Indeed, this was just another example of mistake after mistake after mistake being made by those at the top end of the party. It ought to have been obvious that the very LAST thing the party needed to do given the bashing it’s getting is to make a big thing out of how it’s staying close to the Tories.
@ Matthew Green? ‘ It’s no accident that both Tony Blair and David Cameron sought comms advisers from the tabloid press. And Cameron’s communications problems date from the departure of Andy Coulson.’
Many of Cameron’s problems stem from him HIRING Coulson and his cosy links with Brookes. Have you not been watching Leveson? As they say, ‘LOL’!

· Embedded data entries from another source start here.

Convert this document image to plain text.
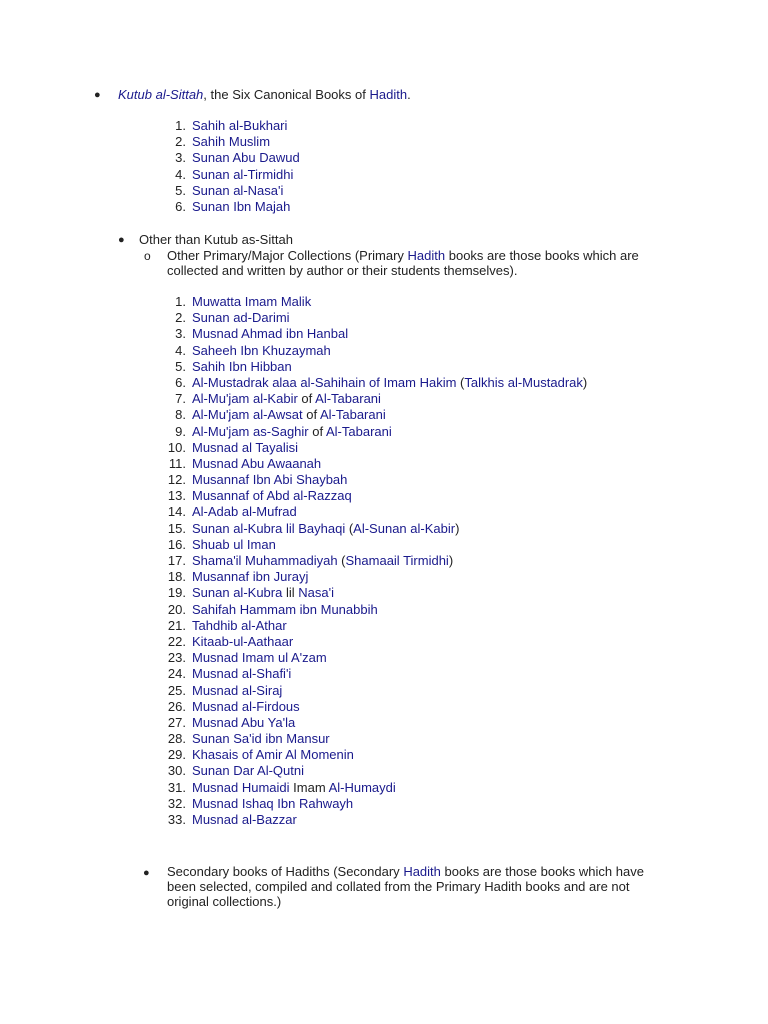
● Kutub al-Sittah, the Six Canonical Books of Hadith.
1. Sahih al-Bukhari
2. Sahih Muslim
3. Sunan Abu Dawud
4. Sunan al-Tirmidhi
5. Sunan al-Nasa'i
6. Sunan Ibn Majah
● Other than Kutub as-Sittah
o Other Primary/Major Collections (Primary Hadith books are those books which are
collected and written by author or their students themselves).
1. Muwatta Imam Malik
2. Sunan ad-Darimi
3. Musnad Ahmad ibn Hanbal
4. Saheeh Ibn Khuzaymah
5. Sahih Ibn Hibban
6. Al-Mustadrak alaa al-Sahihain of Imam Hakim (Talkhis al-Mustadrak)
7. Al-Mu'jam al-Kabir of Al-Tabarani
8. Al-Mu'jam al-Awsat of Al-Tabarani
9. Al-Mu'jam as-Saghir of Al-Tabarani
10. Musnad al Tayalisi
11. Musnad Abu Awaanah
12. Musannaf Ibn Abi Shaybah
13. Musannaf of Abd al-Razzaq
14. Al-Adab al-Mufrad
15. Sunan al-Kubra lil Bayhaqi (Al-Sunan al-Kabir)
16. Shuab ul Iman
17. Shama'il Muhammadiyah (Shamaail Tirmidhi)
18. Musannaf ibn Jurayj
19. Sunan al-Kubra lil Nasa'i
20. Sahifah Hammam ibn Munabbih
21. Tahdhib al-Athar
22. Kitaab-ul-Aathaar
23. Musnad Imam ul A'zam
24. Musnad al-Shafi'i
25. Musnad al-Siraj
26. Musnad al-Firdous
27. Musnad Abu Ya'la
28. Sunan Sa'id ibn Mansur
29. Khasais of Amir Al Momenin
30. Sunan Dar Al-Qutni
31. Musnad Humaidi Imam Al-Humaydi
32. Musnad Ishaq Ibn Rahwayh
33. Musnad al-Bazzar
● Secondary books of Hadiths (Secondary Hadith books are those books which have
been selected, compiled and collated from the Primary Hadith books and are not
original collections.)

There are some valuable points here, Simon. However: over and over again I’ve heard voices from parties in power blaming bad opinion poll figures or election losses on “failing to get our message across”, and wondered if they weren’t capable of considering that the problem might be at least partly what they were doing, not just how they were presenting it. We seem to have grown into the psychology of power under pressure very quickly. One of the problems that can occur is getting preoccupied with the latest attack on us to the extent of not thinking far ahead or positively.
Local campaigners have been pretty good at rebuttal for ages. Most of you must have seen a “THEY MUST BE DESPERATE” last few days of an election Focus.
We may have been poor at rebuttal during the general election, but what struck some neutral observers, and non-neutrals like myself, was that having made a breakthrough with the first leaders’ debate, we didn’t seem to know what to do with it. There seemed to be no plan to keep interest up by introducing new (but not unrelated or untested) themes and points every few days. This again is something good local campaigners know about.